Normally this might be a problem, except for the behavior I see in the request thread:
goroutine 71 [IO wait, 2 minutes]:
net.runtime_pollWait(0x7f58739daa18, 0x77, 0xc82000c1c0)
/usr/local/go/src/runtime/netpoll.go:157 +0x60
net.(*pollDesc).Wait(0xc820344990, 0x77, 0x0, 0x0)
/usr/local/go/src/net/fd_poll_runtime.go:73 +0x3a
net.(*pollDesc).WaitWrite(0xc820344990, 0x0, 0x0)
/usr/local/go/src/net/fd_poll_runtime.go:82 +0x36
net.(*netFD).Write(0xc820344930, 0xc82030a000, 0x101d, 0x2000, 0xf2, 0x7f58739d5050, 0xc82000c1c0)

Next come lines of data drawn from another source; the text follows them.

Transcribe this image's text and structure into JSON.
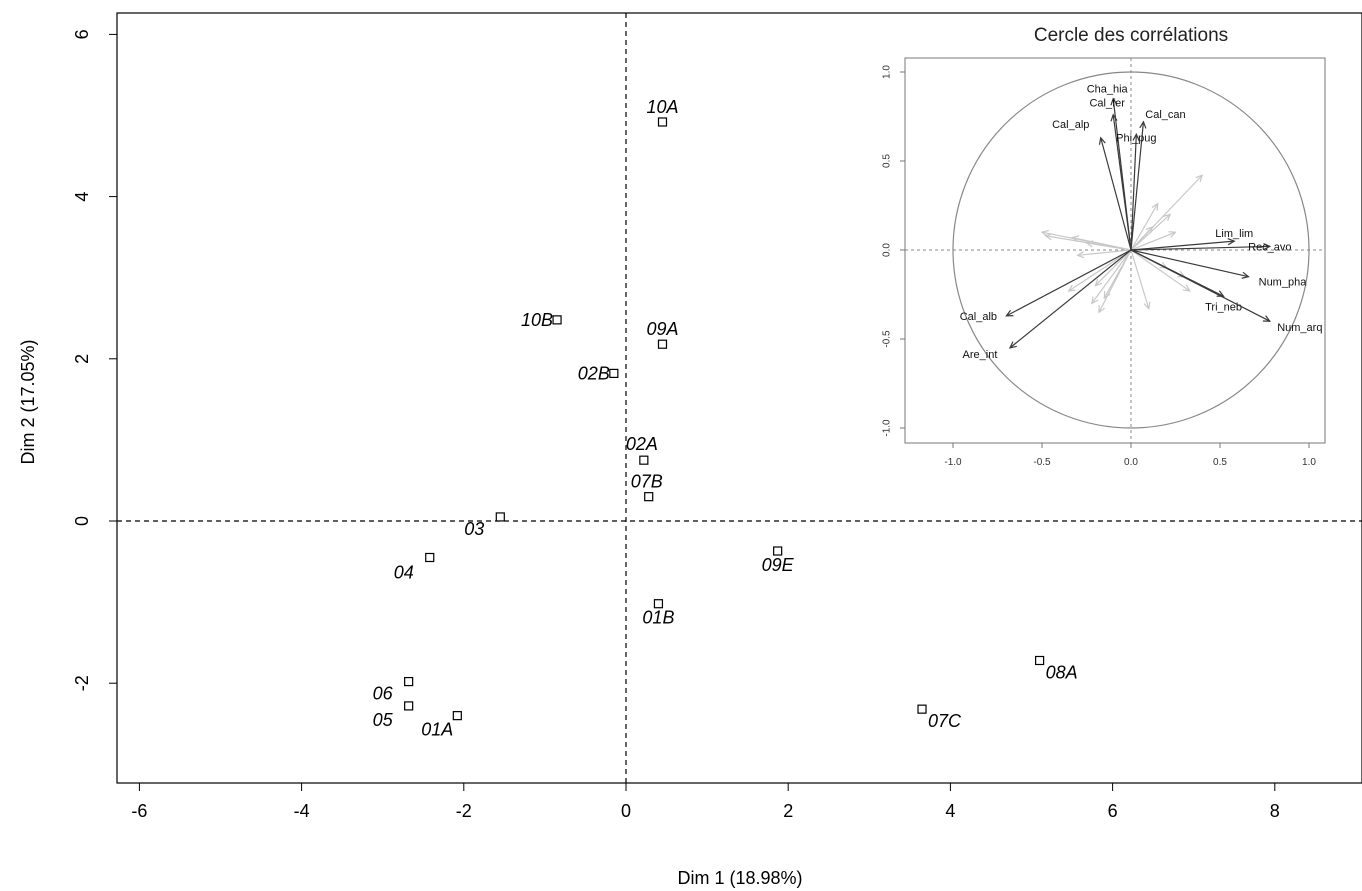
{
  "chart_data": [
    {
      "type": "scatter",
      "xlabel": "Dim 1 (18.98%)",
      "ylabel": "Dim 2 (17.05%)",
      "xlim": [
        -6.3,
        9
      ],
      "ylim": [
        -3.2,
        6.2
      ],
      "xticks": [
        -6,
        -4,
        -2,
        0,
        2,
        4,
        6,
        8
      ],
      "yticks": [
        -2,
        0,
        2,
        4,
        6
      ],
      "points": [
        {
          "label": "10A",
          "x": 0.45,
          "y": 4.92
        },
        {
          "label": "10B",
          "x": -0.85,
          "y": 2.48
        },
        {
          "label": "09A",
          "x": 0.45,
          "y": 2.18
        },
        {
          "label": "02B",
          "x": -0.15,
          "y": 1.82
        },
        {
          "label": "02A",
          "x": 0.22,
          "y": 0.75
        },
        {
          "label": "07B",
          "x": 0.28,
          "y": 0.3
        },
        {
          "label": "03",
          "x": -1.55,
          "y": 0.05
        },
        {
          "label": "04",
          "x": -2.42,
          "y": -0.45
        },
        {
          "label": "09E",
          "x": 1.87,
          "y": -0.37
        },
        {
          "label": "01B",
          "x": 0.4,
          "y": -1.02
        },
        {
          "label": "06",
          "x": -2.68,
          "y": -1.98
        },
        {
          "label": "05",
          "x": -2.68,
          "y": -2.28
        },
        {
          "label": "01A",
          "x": -2.08,
          "y": -2.4
        },
        {
          "label": "08A",
          "x": 5.1,
          "y": -1.72
        },
        {
          "label": "07C",
          "x": 3.65,
          "y": -2.32
        }
      ]
    },
    {
      "type": "vector",
      "title": "Cercle des corrélations",
      "xlim": [
        -1.2,
        1.2
      ],
      "ylim": [
        -1.05,
        1.1
      ],
      "xticks": [
        "-1.0",
        "-0.5",
        "0.0",
        "0.5",
        "1.0"
      ],
      "yticks": [
        "1.0",
        "0.5",
        "0.0",
        "-0.5",
        "-1.0"
      ],
      "labeled_vectors": [
        {
          "label": "Cha_hia",
          "x": -0.1,
          "y": 0.85
        },
        {
          "label": "Cal_fer",
          "x": -0.1,
          "y": 0.76
        },
        {
          "label": "Cal_can",
          "x": 0.07,
          "y": 0.72
        },
        {
          "label": "Phi_pug",
          "x": 0.03,
          "y": 0.65
        },
        {
          "label": "Cal_alp",
          "x": -0.17,
          "y": 0.63
        },
        {
          "label": "Lim_lim",
          "x": 0.58,
          "y": 0.05
        },
        {
          "label": "Rec_avo",
          "x": 0.78,
          "y": 0.02
        },
        {
          "label": "Num_pha",
          "x": 0.66,
          "y": -0.15
        },
        {
          "label": "Tri_neb",
          "x": 0.52,
          "y": -0.26
        },
        {
          "label": "Num_arq",
          "x": 0.78,
          "y": -0.4
        },
        {
          "label": "Cal_alb",
          "x": -0.7,
          "y": -0.37
        },
        {
          "label": "Are_int",
          "x": -0.68,
          "y": -0.55
        }
      ],
      "unlabeled_vectors": [
        [
          0.4,
          0.42
        ],
        [
          0.15,
          0.26
        ],
        [
          0.22,
          0.2
        ],
        [
          0.12,
          0.13
        ],
        [
          0.2,
          -0.1
        ],
        [
          -0.5,
          0.1
        ],
        [
          -0.48,
          0.08
        ],
        [
          -0.33,
          0.07
        ],
        [
          -0.25,
          0.04
        ],
        [
          -0.3,
          -0.03
        ],
        [
          -0.2,
          -0.2
        ],
        [
          -0.35,
          -0.23
        ],
        [
          -0.15,
          -0.27
        ],
        [
          -0.22,
          -0.3
        ],
        [
          -0.18,
          -0.35
        ],
        [
          0.33,
          -0.23
        ],
        [
          0.1,
          -0.33
        ],
        [
          0.3,
          -0.15
        ],
        [
          0.25,
          0.1
        ]
      ]
    }
  ]
}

/usr/local/go/src/net/fd_unix.go:318 +0x414
net.(*conn).Write(0xc820026078, 0xc82030a000, 0x101d, 0x2000, 0x0, 0x0, 0x0)
/usr/local/go/src/net/net.go:184 +0xe4
crypto/tls.(*Conn).writeRecord(0xc8204a7600, 0x939317, 0xc820415000, 0x1000, 0x1000, 0x0, 0x0, 0x0)
/usr/local/go/src/crypto/tls/conn.go:745 +0x548
crypto/tls.(*Conn).Write(0xc8204a7600, 0xc820415000, 0x1000, 0x1000, 0x0, 0x0, 0x0)
/usr/local/go/src/crypto/tls/conn.go:877 +0x40e
bufio.(*Writer).flush(0xc820544c00, 0x0, 0x0)
/usr/local/go/src/bufio/bufio.go:562 +0xe0
bufio.(*Writer).ReadFrom(0xc820544c00, 0x7f58739e3b88, 0xc8201575c0, 0x4aeb9, 0x0, 0x0)
/usr/local/go/src/bufio/bufio.go:686 +0x134
io.copyBuffer(0x7f58739e3a88, 0xc820544c00, 0x7f58739e3b88, 0xc8201575c0, 0x0, 0x0, 0x0, 0x0, 0x0, 0x0)
/usr/local/go/src/io/io.go:375 +0x180
io.Copy(0x7f58739e3a88, 0xc820544c00, 0x7f58739e3b88, 0xc8201575c0, 0x0, 0x0, 0x0)
/usr/local/go/src/io/io.go:351 +0x64
net/http.(*transferWriter).WriteBody(0xc820344620, 0x7f58739e3a88, 0xc820544c00, 0x0, 0x0)
/usr/local/go/src/net/http/transfer.go:225 +0x8fe
net/http.(*Request).write(0xc8202d5500, 0x7f58739e3a88, 0xc820544c00, 0x0, 0xc8202f7350, 0x0, 0x0)
/usr/local/go/src/net/http/request.go:462 +0xbb9
net/http.(*persistConn).writeLoop(0xc820283340)
/usr/local/go/src/net/http/transport.go:1015 +0x27c
created by net/http.(*Transport).dialConn
/usr/local/go/src/net/http/transport.go:686 +0xc9d
I can see from the above stack trace that the request that blocked is stuck in the writeLoop, trying to send data over the tls.Conn. Given that we're waiting for a write to finish, there's no way for CancelRequest to actually complete until the thing that is blocking the request unblocks on its own.
It's not clear to me why the write is getting stuck for so long though, I guess that will be the next thing for me to take a look at.